As the coronavirus pandemic has spread around the world, young people working with charities, businesses, universities and grassroots community organisations have been playing their part in the fight against Covid-19.
Hanna Winter is more used to making the children in refugee camps laugh, rather than clowning around on a Zoom conference call.
But for the next month, she and three of her fellow Clowns without Borders performers are taking their act online to entertain children stuck in lockdown.
“When we go to refugee camps, the children there can’t go outside [the camp] so we bring the joy and laughter to them … sometimes you get thousands of people [young and old] turning up,” Winter says.
“This [online Clown Camp] is experimental for us – we’re dialling in from our separate homes and trying to generate that playfulness between the clowns and through the computer screen. But I’m really excited about it.”
Each week, the children will also be sent an easy-to-follow pack of activities and be encouraged to put on their own clown performances at home.
Just like Winter, some are focused on providing entertainment and distraction to children who can’t see their friends.
Others are using 3D printers to make protective equipment for hospitals, designing face masks with a clear panel so the deaf and hard of hearing can lip read, cooking food for the vulnerable and raising money for local food banks.
In China, 24-year-old Xian Lu went viral after she moved to Wuhan (the city where coronavirus is thought to have originated from) and cooked more than 20,000 meals for local medical staff in just 40 days.
World Health Organization experts have lauded South Korea’s success at limiting coronavirus infections, largely because of its extensive use of testing, social distancing and technology – including smartphone alerts informing people if they’ve previously come into contact with an infected person.
One of the tools distributing government data around regional infections, deaths and recoveries has been built by a group of middle school students in Daegu.
The website and app Corona Now has had more than 15 million page views and 110,000 downloads so far.
Lead developer, 15-year-old Choi Hyoung Bin, admits he’s never done anything like this before but was inspired to get involved after noticing the amount of misinformation swirling around the pandemic: “The government was reporting accurate information but because of fake news and rumours, it wasn’t getting through to citizens.
“We decided to make an application to report information in a fast and easy way,” he explains.
The need to tackle fake news about Covid-19 also forced Brian Toh to launch his startup early.
He had planned a May 2020 launch, after collecting user feedback in Beta mode, but quickly reprioritised the most important fixes to turn the free platform live in February.
Since then, users from as far afield as Argentina and Chile have posted questions on the site to be answered by verified doctors.
Questions such as whether you can have Covid-19 and not have a fever; what the impact of the virus is on pregnant women; and if it’s safe to go to a public park during the lockdown.
“We just knew we had to do something,” he adds about the decision to launch early.
“We had found [in Beta] that doctors don’t have a scalable way to educate the public en masse.

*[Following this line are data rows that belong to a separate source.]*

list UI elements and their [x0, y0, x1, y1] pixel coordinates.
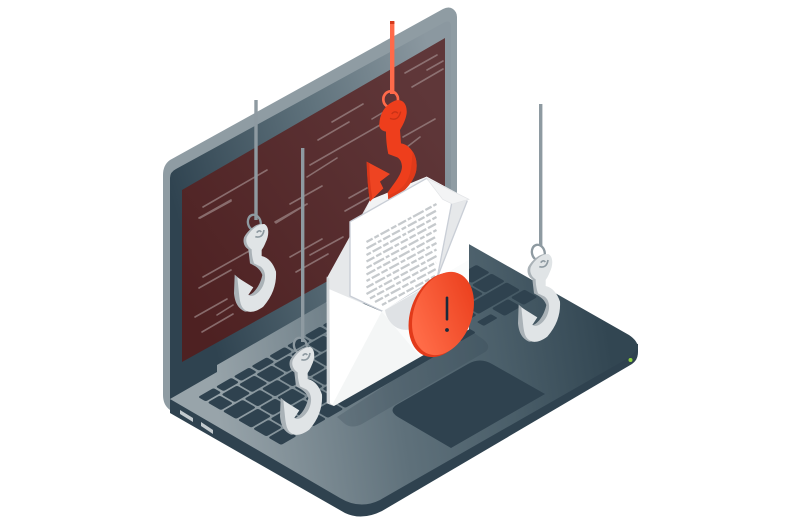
envelope inner grey flap — [437, 201, 467, 277]
letter paper — [350, 178, 469, 312]
pocket left panel — [327, 288, 382, 405]
keyboard — [198, 249, 537, 445]
red hook shading — [388, 152, 417, 199]
envelope with paper — [327, 178, 469, 406]
keyboard number row — [208, 306, 389, 410]
envelope back flap — [327, 177, 469, 303]
alert badge — [397, 263, 485, 366]
base top deck — [170, 222, 638, 505]
keyboard row three — [223, 265, 490, 419]
laptop base — [170, 222, 638, 517]
badge face — [401, 263, 485, 364]
red fishing line — [390, 22, 394, 94]
hook body — [280, 336, 322, 435]
envelope back flap highlight — [363, 177, 469, 217]
lid inner panel — [170, 22, 451, 400]
badge rim — [397, 264, 483, 366]
port: usb left — [180, 410, 193, 422]
red ring — [383, 91, 398, 107]
laptop screen lid — [163, 8, 457, 410]
paper corner fold — [427, 178, 469, 204]
envelope back and red hook — [327, 177, 469, 303]
envelope front pocket — [327, 260, 469, 406]
port: usb right — [201, 422, 213, 434]
status led — [628, 358, 632, 362]
red hook eye — [390, 112, 401, 119]
screen text lines — [195, 55, 443, 332]
lid bezel — [163, 8, 457, 410]
grey hook: lower middle — [280, 148, 322, 435]
hook body — [234, 213, 276, 312]
envelope shadow from alert — [385, 290, 420, 330]
fishing line — [301, 148, 304, 342]
fishing line — [539, 104, 542, 246]
red line cap — [390, 21, 394, 24]
letter text rows — [366, 204, 436, 305]
pocket right white area — [382, 260, 469, 357]
envelope shadow on deck — [337, 330, 488, 426]
inner flap edge — [437, 201, 467, 277]
grey hook: upper left — [234, 100, 276, 312]
red hook barb — [367, 162, 390, 202]
trackpad — [392, 360, 545, 448]
screen panel — [182, 38, 445, 362]
keyboard row four — [238, 274, 505, 428]
exclamation mark — [445, 296, 449, 332]
keyboard function row — [198, 306, 363, 402]
envelope right inner side — [430, 199, 469, 303]
keyboard bottom row — [268, 290, 537, 445]
red phishing hook — [367, 21, 417, 202]
base underside edge — [170, 300, 638, 517]
keyboard row five — [253, 282, 520, 436]
hook body — [518, 243, 560, 342]
grey hook: right — [518, 104, 560, 342]
red hook body — [379, 100, 417, 199]
pocket edge — [327, 277, 334, 406]
fishing line — [254, 100, 258, 220]
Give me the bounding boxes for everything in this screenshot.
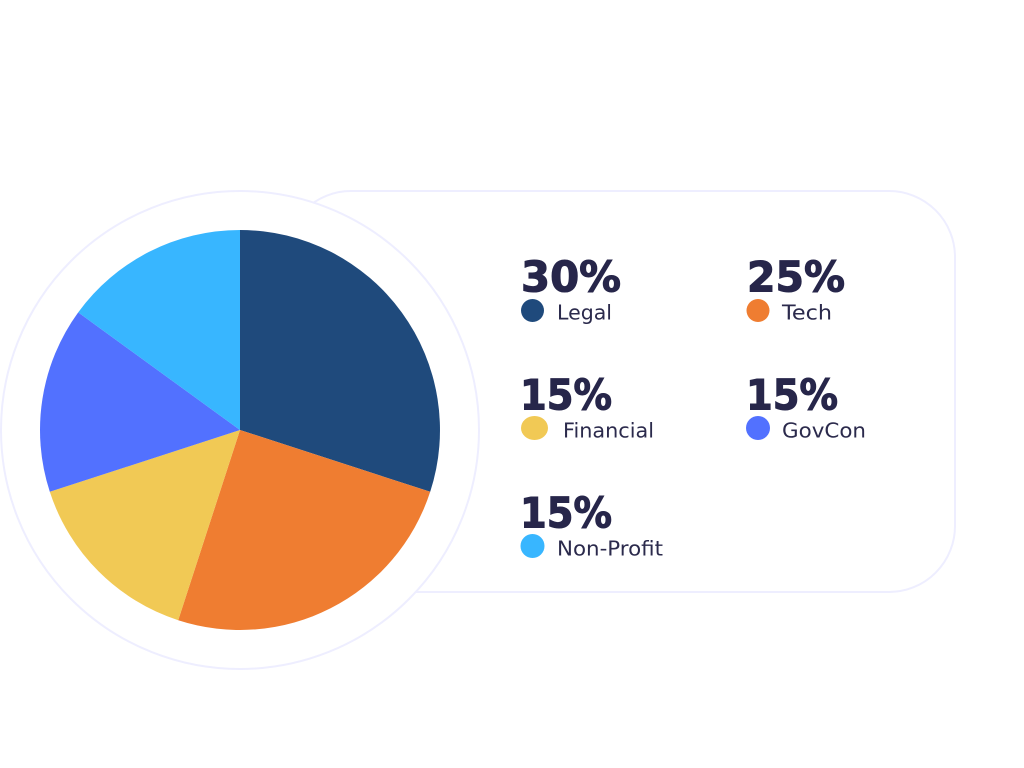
slice: Non-Profit 15% bbox=[78, 230, 240, 430]
legend item: Tech: 25% bbox=[747, 252, 845, 302]
legend item: Tech: Tech bbox=[781, 300, 832, 324]
legend item: GovCon bbox=[746, 370, 866, 442]
legend item: Non-Profit: 15% bbox=[520, 488, 612, 538]
legend item: Financial: 15% bbox=[520, 370, 612, 420]
legend item: Non-Profit: Non-Profit bbox=[557, 536, 663, 560]
legend item: Tech bbox=[746, 252, 845, 324]
panel: legend card bbox=[285, 191, 955, 592]
legend item: GovCon: 15% bbox=[746, 370, 838, 420]
slice: Tech 25% bbox=[178, 430, 430, 630]
legend item: Legal: Legal bbox=[557, 300, 612, 324]
legend item: Financial bbox=[520, 370, 654, 442]
legend item: Legal: 30% bbox=[521, 252, 621, 302]
pie chart bbox=[40, 230, 440, 630]
slice: GovCon 15% bbox=[40, 312, 240, 492]
legend item: Legal bbox=[521, 252, 621, 324]
slice: Legal 30% bbox=[240, 230, 440, 492]
slice: Financial 15% bbox=[50, 430, 240, 620]
legend item: Non-Profit bbox=[520, 488, 663, 560]
outer ring around pie bbox=[1, 191, 479, 669]
legend item: GovCon: GovCon bbox=[782, 418, 866, 442]
legend item: Financial: Financial bbox=[563, 418, 654, 442]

Especially during times like these, you can really see how misinformation can really exacerbate the situation.”
As rumours spread of an imminent lockdown, shoppers in Singapore began to panic and stockpile toilet roll and instant noodles, with similar behaviour elsewhere around the world.

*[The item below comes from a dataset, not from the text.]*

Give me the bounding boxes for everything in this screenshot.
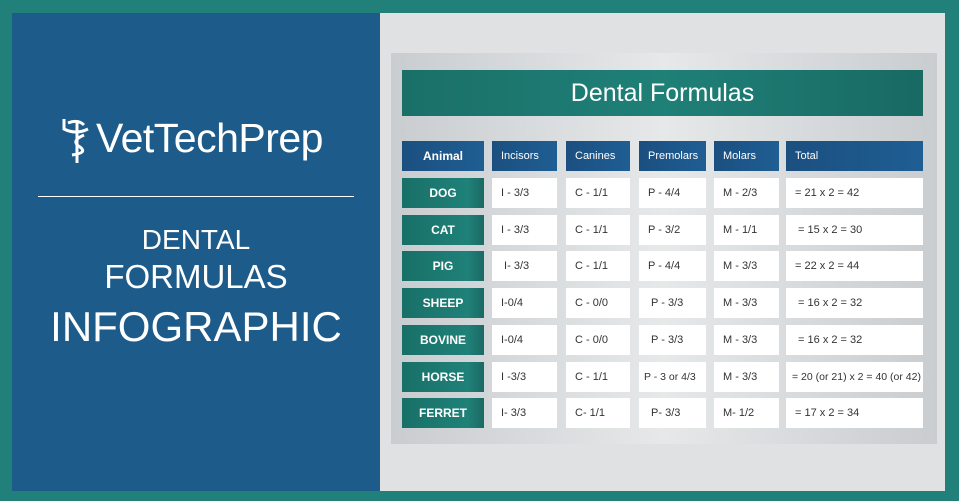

Other fake news circulating via social media and private messaging forums such as WhatsApp have included dangerous claims that runny noses aren’t a symptom of the virus, that children are immune, and that the virus will die in temperatures above 27℃.
“It’s hard for government bodies and health officials to infiltrate those social mediums,” Toh explains.
“Oftentimes people spread false claims in good faith. They just want to protect their loved ones. Hopefully, something like this will help people make sure the information they have is worth spreading.
“Any entrepreneur trying to launch something, there’s always an element of nerves about whether what they’re building is going to solve an issue or really help people,” he adds.
“So I’m quite pleased to see we’re actually able to do something to help. It’s really humbling.”
“It’s low-tech and low-cost, and the technical drawings of the device are available free of charge on our website,” 26-year-old Ignasi Plaza, one of the co-founders says.
“It has been really hectic and we have had to accelerate a process that would have probably taken us around a year to get right.
“[But] the medical community has been very keen on helping us and in just 15 days we got to a version that [after an additional week] received authorisation from the health authorities to be used with Covid-19 patients.”
It’s been an incredible journey – with more than 5,000 people worldwide collaborating on the project and around 60 different countries expressing interest in manufacturing the emergency ventilators.
In Spain, SEAT is handling the manufacturing of the devices, which are already being delivered to hospitals all over the country.
What’s driven Plaza and the team, he says, is a feeling of duty towards society.
“We knew what the potential impact of the virus could be and we had the capacity and the right tools to do something about it. We are in a critical situation and I really feel that in order to defeat this virus, we need to support each other and work together.”